The optimization of the scrubbing process has had many benefits – improved quality, production speed, less variance, improved safety, less waste, and of course saves money. To recap, the average caustic concentration was dropped from 4.8 to 2.9%, and since then the average has been lowered to 2%. The process improvement has led to savings of approximately $1,000 a day, or $200,000 a year, since the process is run on a 4 day on, 2 day off schedule.
As I mentioned on the previous slide, taking a sample from the process and then taking it to a laboratory for analysis can be time consuming.
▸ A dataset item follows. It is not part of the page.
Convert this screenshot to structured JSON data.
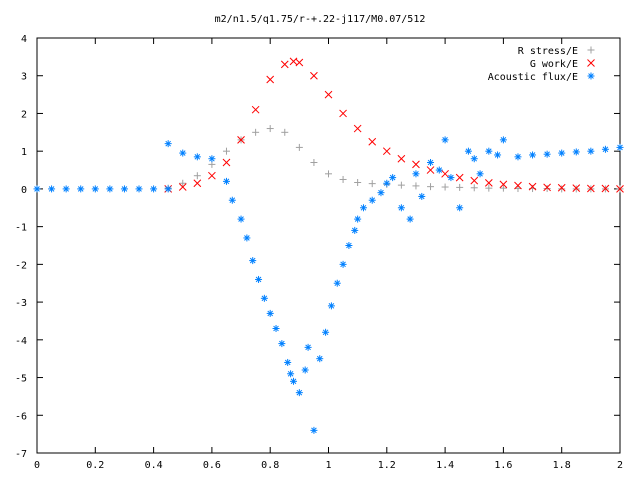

As shown on the left side of this slide the entire sampling and response cycle can take an average of 30 to 60 minutes, maybe longer. By implementing an analysis that is at-line, on-line, or in-line the response cycle can be shortened significantly to only a few minutes, even shorter than that depending on the type of analysis being performed. This reduced response time means more effective monitoring of a process, leading to safer operating conditions, cost savings, and a better product. Also it means that the process is more closely monitored so that unwanted or unsafe conditions can be avoided, or if there is a problem it can be detected more quickly.